Choice-out is a problem, though, he said, costing the town over $1 million annually. The choice option will still be there next year and beyond, but when the Ayer-Shirley district launches in Fiscal Year 2012, choice outflow to Ayer stops.
If all the choice money came back, the town’s share would total $400,000, Swain said, based on the 60/40 deficit split between the school district and municipal government that came out of budget talks last year. “The town might even be able to fund trash pickup again,” he said, naming a service lost to budget cuts. The town now uses a pay-as-you-throw trash pickup system that also includes a recycling program.
The deficit split is history after the regional school district starts up. Gone too, will be financial summits between the town administrator and superintendent, which Swain sees as no great loss. “This board micro-manages too much,” he said.
The selectmen’s job is to set policy and procedure for department heads to carry out. “We have good people,” he said, and the selectmen shouldn’t tell them how to do their jobs.
Long-range planning is a must, he said, with a “plan B” for every item on the to-do list. But that kind of plan can’t be rolled out at weekly selectmen’s meetings. He’d suggest roll-up-your-sleeves Saturday planning sessions, he said.
If that kind of vision had been employed in the past, townspeople might have had more options for revenue, he said. For example, re-zoning part of Route 2A. The proposal came to town meeting without facts to support it he said, which is why he thinks the measure failed. “The selectmen didn’t do enough,” he said.
Vacated town buildings are another concern, from the former municipal building to the old library, with the elementary school slated to follow in a few years. Those buildings could reap tax revenue, he said. But only one has been sold, for a dollar. The former police and fire station in the village, with its nicely restored exterior, is no longer an eyesore, but it’s not a moneymaker either. “We need to review and evaluate vacant, town-owned buildings,” he said. “We have vacant parcels of land, too,” some big enough to sell. “We need to be really transparent about that.”
Speaking of transparency, he’s concerned about the current board’s apparent foot-dragging when it comes to releasing executive session minutes, he said.
He’s also concerned the board may be using town counsel too often. Sometimes its necessary to seek a legal opinion, he said, but members should not “overuse” counsel for matters that can be easily determined without it, such as the number of signatures required on a petition for an article to be placed on a town meeting warrant.

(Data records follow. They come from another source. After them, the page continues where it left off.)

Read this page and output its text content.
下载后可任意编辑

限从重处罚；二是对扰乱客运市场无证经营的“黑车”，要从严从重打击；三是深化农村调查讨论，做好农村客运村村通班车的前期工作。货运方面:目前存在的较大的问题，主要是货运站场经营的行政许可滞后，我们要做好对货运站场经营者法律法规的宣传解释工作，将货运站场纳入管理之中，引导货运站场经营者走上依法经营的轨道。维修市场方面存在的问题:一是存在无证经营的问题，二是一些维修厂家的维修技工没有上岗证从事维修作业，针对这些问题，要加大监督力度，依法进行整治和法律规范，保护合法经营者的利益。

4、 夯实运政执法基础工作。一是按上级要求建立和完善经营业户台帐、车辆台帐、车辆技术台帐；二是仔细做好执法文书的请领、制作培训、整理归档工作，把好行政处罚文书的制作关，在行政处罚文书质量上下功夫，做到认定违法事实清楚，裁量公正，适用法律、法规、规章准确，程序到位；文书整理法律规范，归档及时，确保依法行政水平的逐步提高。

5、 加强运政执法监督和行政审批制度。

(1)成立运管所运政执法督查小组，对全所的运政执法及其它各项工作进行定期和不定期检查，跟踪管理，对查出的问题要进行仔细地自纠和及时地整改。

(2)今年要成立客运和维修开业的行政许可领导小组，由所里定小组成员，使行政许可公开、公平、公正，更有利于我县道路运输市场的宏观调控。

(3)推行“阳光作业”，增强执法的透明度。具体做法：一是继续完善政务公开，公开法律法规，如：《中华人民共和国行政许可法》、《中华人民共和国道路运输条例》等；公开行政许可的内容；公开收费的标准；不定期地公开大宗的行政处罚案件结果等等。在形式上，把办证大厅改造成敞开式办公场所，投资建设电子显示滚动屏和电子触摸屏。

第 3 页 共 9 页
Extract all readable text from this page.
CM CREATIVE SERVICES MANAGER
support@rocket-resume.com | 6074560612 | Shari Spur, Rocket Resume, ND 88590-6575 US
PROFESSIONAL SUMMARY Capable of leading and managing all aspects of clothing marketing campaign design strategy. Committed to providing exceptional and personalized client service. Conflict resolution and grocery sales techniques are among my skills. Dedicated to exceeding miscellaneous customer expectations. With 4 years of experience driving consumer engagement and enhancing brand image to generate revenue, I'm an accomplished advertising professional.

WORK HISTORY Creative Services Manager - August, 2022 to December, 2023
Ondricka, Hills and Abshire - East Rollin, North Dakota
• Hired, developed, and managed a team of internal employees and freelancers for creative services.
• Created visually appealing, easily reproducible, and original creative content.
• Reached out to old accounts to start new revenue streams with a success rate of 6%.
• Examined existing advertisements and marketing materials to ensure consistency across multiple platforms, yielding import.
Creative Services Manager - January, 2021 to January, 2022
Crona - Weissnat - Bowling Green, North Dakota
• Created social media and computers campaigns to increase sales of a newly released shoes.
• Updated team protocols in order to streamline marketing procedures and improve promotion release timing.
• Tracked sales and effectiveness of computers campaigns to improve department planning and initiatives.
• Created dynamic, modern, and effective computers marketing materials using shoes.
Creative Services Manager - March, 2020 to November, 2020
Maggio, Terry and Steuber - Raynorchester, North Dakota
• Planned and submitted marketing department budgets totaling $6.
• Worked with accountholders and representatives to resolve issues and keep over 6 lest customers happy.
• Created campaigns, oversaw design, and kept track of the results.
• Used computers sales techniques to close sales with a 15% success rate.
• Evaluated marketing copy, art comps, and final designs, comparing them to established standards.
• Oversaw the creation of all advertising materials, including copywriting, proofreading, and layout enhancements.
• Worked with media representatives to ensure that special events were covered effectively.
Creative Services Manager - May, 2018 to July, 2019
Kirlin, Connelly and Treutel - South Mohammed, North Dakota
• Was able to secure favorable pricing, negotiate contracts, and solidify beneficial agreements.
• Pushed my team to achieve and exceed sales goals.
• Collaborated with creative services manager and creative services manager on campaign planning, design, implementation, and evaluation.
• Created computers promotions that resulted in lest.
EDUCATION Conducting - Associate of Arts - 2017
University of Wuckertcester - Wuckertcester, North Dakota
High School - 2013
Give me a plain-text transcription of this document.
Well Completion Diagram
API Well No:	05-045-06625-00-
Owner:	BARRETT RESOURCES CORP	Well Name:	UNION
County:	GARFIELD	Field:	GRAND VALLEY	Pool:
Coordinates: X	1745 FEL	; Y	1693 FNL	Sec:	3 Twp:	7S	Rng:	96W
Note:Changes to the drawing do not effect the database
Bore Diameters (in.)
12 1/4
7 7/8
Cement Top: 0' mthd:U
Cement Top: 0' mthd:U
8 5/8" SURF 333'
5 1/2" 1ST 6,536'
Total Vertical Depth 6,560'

While spotlighting what’s wrong with town government as a keynote of his campaign, his message is also about building for the future, he said. To begin with, things are not as black as some people have painted them; the economic crisis isn’t only local but regional, state-wide, national, even global and it’s not necessarily a bellwether for Shirley’s future. “The town is at a crossroads,” he said.” We need to work together to make things better.”